On May 1, 1893, an application was made to this Court for leave to file the present petition, praying for a writ of mandamus to the judges of the circuit court to take jurisdiction and proceed against the company in the suit aforesaid, and to strike from the record the order of April 11, 1889, and to make such disposition of the suit as ought to have been made had that order not been made, and for such other relief in the premises as might be just.

On May 10, 1893, this Court gave leave to file the petition, and granted a rule to show cause, returnable at this term. On October 17, a return was filed setting forth the foregoing proceedings of the circuit court and stating that the order of April 11, 1889, was made upon the following grounds:

1st. That it was made to appear, and the circuit court found, that the company had originally made a general, instead of a special, appearance in the suit, because of a justifiable mistake on its part as to the nature of the suit, caused by the plaintiff's own allegations in the original bill.
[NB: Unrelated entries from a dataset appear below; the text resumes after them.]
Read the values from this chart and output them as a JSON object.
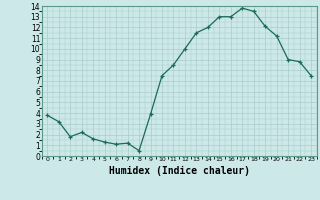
{
  "hours": [
    0,
    1,
    2,
    3,
    4,
    5,
    6,
    7,
    8,
    9,
    10,
    11,
    12,
    13,
    14,
    15,
    16,
    17,
    18,
    19,
    20,
    21,
    22,
    23
  ],
  "values": [
    3.8,
    3.2,
    1.8,
    2.2,
    1.6,
    1.3,
    1.1,
    1.2,
    0.5,
    3.9,
    7.5,
    8.5,
    10.0,
    11.5,
    12.0,
    13.0,
    13.0,
    13.8,
    13.5,
    12.1,
    11.2,
    9.0,
    8.8,
    7.5
  ],
  "xlabel": "Humidex (Indice chaleur)",
  "xlim": [
    -0.5,
    23.5
  ],
  "ylim": [
    0,
    14
  ],
  "yticks": [
    0,
    1,
    2,
    3,
    4,
    5,
    6,
    7,
    8,
    9,
    10,
    11,
    12,
    13,
    14
  ],
  "xticks": [
    0,
    1,
    2,
    3,
    4,
    5,
    6,
    7,
    8,
    9,
    10,
    11,
    12,
    13,
    14,
    15,
    16,
    17,
    18,
    19,
    20,
    21,
    22,
    23
  ],
  "line_color": "#1a6b5a",
  "marker": "+",
  "bg_color": "#cce8e8",
  "grid_color": "#aacccc",
  "spine_color": "#5a9a8a"
}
2d. That it appeared by the affidavits and other proceedings set forth in the record that the company is a corporation organized and existing under the laws of the Kingdom of Hanover, Empire of Germany, and is not, and was not at the time of the service of the subpoena upon Henry R. Kunhardt, Sr., an inhabitant of the Southern District of New York.

3d. That, upon the facts as presented to the circuit court and shown by the record, it did not appear that said Kunhardt was at any time the general agent of the company, or such an agent that service upon him of the subpoena in the suit was sufficient to confer jurisdiction over the company.